Título: Presidente da Vale diz que energia limita projetos
Autor: Novo, Aguinaldo
Fonte: O Globo, 30/05/2007, Economia, p. 25

Companhia pode adiar investimentos em alumínio e níquel. Segundo Agnelli, país precisa aumentar geração.

SÃO PAULO. Segunda maior mineradora do mundo, a Vale do Rio Doce ameaça adiar novos investimentos nas áreas de alumínio e níquel a partir de 2012 e 2013, devido às incertezas sobre a oferta de energia elétrica no Brasil. A afirmação foi feita ontem pelo presidente da companhia, Roger Agnelli, durante o III Fórum Globo News, que discutiu o tamanho do Estado e os desafios para o desenvolvimento.
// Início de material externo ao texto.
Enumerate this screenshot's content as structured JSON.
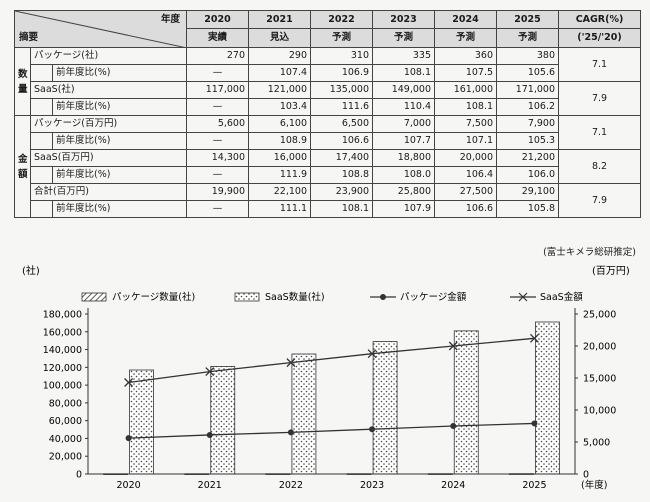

- É preciso aumentar a geração. Na próxima década, os investimentos estão limitados pela disponibilidade de energia. Insumo que, aliás, não é barato. Pagamos até US$90 pelo megawatt - afirmou.

Segundo Agnelli, o problema reflete o emaranhado de regras que cercam a concessão de licenças ambientais para novos projetos no país. Ele lembrou que uma liminar judicial impede a continuidade das obras da usina hidrelétrica de Estreito, projeto no Maranhão que tem Vale, Suez Energy, Alcoa e Camargo Corrêa como sócios.

- Não há dúvida de que temos de respeitar o meio ambiente. O que não dá é para ficar discutindo, porque lá na frente vamos ter um problema de energia grave. É preciso criar regras claras, simples e objetivas para serem cumpridas - afirmou Agnelli, para dizer em outro momento: - Nem o presidente Lula consegue licenciar o Madeira (referência ao complexo hidrelétrico do Rio Madeira, em Rondônia).

Para contornar o problema, Agnelli disse que decidiu dar prioridade a projetos que consumam menor energia, caso da mina de cobre de Salobo, no Pará. Mesmo o Programa de Aceleração de Crescimento (PAC) - que tem R$274 bilhões para investimentos em projetos energéticos, de um total de R$504 bilhões - não parece entusiasmar o empresário.

- Só intenção não dá. Falta planejamento - criticou.

Ministro do Planejamento volta a descartar apagão

Também convidado para o seminário, o ministro do Planejamento, Paulo Bernardo, respondeu que houve "certo exagero" nas declarações de Agnelli. Mas concordou que existe necessidade de iniciar um debate sobre a diversificação da matriz energética do país - o que inclui, segundo ele, projetos na área nuclear.

- Acho que há um certo exagero. Ninguém acredita que o Roger Agnelli está parando de fazer investimentos. Agora, de fato, acho que nós sempre temos de ouvir essas vozes como um alerta. Não dá para achar que está tudo perfeitamente em ordem, que nós não precisamos nos preocupar - disse Paulo Bernardo.

O ministro lembrou que estão em construção pequenas hidrelétricas que devem acrescentar cerca de nove mil megawatts em até quatro anos, algo como 12% da atual capacidade instalada. Ele voltou a descartar riscos de um apagão, mas ressaltou que é preciso "um trabalho permanente".

- Até 2011, não teremos problemas. Mas é preciso construir hoje a energia extra para o crescimento sustentável além de 2011 - disse o ministro.

Ele não acredita que o assunto leve a uma queda generalizada de investimentos.

- O ambiente de negócios precisa melhorar, mas já é muito favorável.